Apesar de ter-se evidência da racionalidade na arte em várias épocas, sempre existiram e existem até hoje muitos que não aceitam arte como uma forma de atividade racional. Críticos, artistas, intelectuais e mesmo o cidadão comum debatem o problema. Mas a maioria das pessoas, e mesmo alguns setores mais acadêmicos, pensam que a produção e a

recepção não obedecem a uma norma racional. Para o senso comum, arte é sinônimo de emoção. (ZAMBONI, 1998, p. 8)

Realizamos articulações entre as formas de registro selecionadas e o referencial teórico construído ao longo da pesquisa como forma de analisarmos criticamente o que nos foi mostrado no campo, na segunda etapa da artesania do Tempo Temporão.

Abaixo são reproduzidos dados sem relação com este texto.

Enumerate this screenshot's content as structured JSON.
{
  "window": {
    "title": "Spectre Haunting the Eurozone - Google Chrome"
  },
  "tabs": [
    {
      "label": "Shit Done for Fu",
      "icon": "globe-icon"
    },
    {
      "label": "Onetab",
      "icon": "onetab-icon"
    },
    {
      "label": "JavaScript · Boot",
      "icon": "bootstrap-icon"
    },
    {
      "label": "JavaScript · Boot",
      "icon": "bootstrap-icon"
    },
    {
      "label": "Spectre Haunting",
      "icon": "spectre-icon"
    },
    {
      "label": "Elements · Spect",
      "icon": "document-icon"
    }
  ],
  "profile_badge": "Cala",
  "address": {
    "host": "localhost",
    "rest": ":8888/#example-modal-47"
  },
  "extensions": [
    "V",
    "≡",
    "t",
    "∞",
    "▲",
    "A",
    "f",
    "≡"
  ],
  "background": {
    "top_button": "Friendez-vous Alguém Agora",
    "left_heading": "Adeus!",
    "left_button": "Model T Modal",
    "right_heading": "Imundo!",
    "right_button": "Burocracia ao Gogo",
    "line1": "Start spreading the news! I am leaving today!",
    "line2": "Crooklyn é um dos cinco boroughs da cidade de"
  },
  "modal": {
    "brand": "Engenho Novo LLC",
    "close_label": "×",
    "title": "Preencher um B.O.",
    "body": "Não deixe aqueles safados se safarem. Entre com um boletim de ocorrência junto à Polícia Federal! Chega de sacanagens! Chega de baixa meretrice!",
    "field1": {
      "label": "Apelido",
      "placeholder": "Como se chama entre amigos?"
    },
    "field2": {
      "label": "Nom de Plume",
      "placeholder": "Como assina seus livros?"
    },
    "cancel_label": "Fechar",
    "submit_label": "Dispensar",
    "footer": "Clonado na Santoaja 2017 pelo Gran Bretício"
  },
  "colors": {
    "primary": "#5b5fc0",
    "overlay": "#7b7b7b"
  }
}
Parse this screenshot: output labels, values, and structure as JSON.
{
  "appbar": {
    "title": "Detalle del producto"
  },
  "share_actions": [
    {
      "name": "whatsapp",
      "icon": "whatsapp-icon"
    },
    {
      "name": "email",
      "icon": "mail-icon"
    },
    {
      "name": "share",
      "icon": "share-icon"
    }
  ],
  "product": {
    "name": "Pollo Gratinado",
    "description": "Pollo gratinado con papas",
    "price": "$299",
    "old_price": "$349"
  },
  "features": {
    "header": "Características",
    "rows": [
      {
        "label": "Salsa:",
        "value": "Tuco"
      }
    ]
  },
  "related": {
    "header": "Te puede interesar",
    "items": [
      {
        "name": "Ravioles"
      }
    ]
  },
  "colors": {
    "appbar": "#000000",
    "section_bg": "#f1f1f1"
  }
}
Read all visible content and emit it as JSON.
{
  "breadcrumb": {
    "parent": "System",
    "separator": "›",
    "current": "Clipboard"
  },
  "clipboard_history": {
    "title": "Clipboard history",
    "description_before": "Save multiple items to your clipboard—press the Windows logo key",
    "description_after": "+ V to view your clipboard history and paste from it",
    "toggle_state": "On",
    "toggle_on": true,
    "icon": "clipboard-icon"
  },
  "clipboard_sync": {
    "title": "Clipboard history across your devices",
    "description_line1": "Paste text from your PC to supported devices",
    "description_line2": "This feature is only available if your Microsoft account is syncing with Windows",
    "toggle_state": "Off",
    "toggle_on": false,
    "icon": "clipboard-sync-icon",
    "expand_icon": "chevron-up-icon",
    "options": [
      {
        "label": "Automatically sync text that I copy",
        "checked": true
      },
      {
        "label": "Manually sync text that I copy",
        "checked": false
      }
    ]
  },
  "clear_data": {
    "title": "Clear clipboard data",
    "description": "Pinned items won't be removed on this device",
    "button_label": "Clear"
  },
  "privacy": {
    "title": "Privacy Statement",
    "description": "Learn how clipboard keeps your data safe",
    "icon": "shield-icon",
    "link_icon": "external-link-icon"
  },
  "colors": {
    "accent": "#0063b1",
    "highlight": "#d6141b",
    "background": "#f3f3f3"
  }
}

Nessa dinâmica investigativa, buscamos a mediação entre a produção e a análise das informações obtidas por meio dos documentos e

observações realizadas e os diálogos estabelecidos com a atriz e o autor-diretor do TRB, de acordo com as sua falas e ações realizadas.

Em especial, utilizamos, para as análises sobre as significações do trabalho

Gaston Bachelard, tentando fazer uma comparação entre o exercício de interpretação das imagens poéticas realizado por este teórico e o nosso entendimento sobre a interpretação das imagens imaginadas, realizada pelos artistas teatrais pesquisados, porém, não nos prendemos a uma aplicação rigorosa dos métodos utilizados por Bachelard (Fenomenologia de Imaginação e Psicanálise do conhecimento objetivo), mas tivemos a intenção de colher subsídios teóricos para a compreensão do nosso objeto de estudo, no âmbito da cena teatral.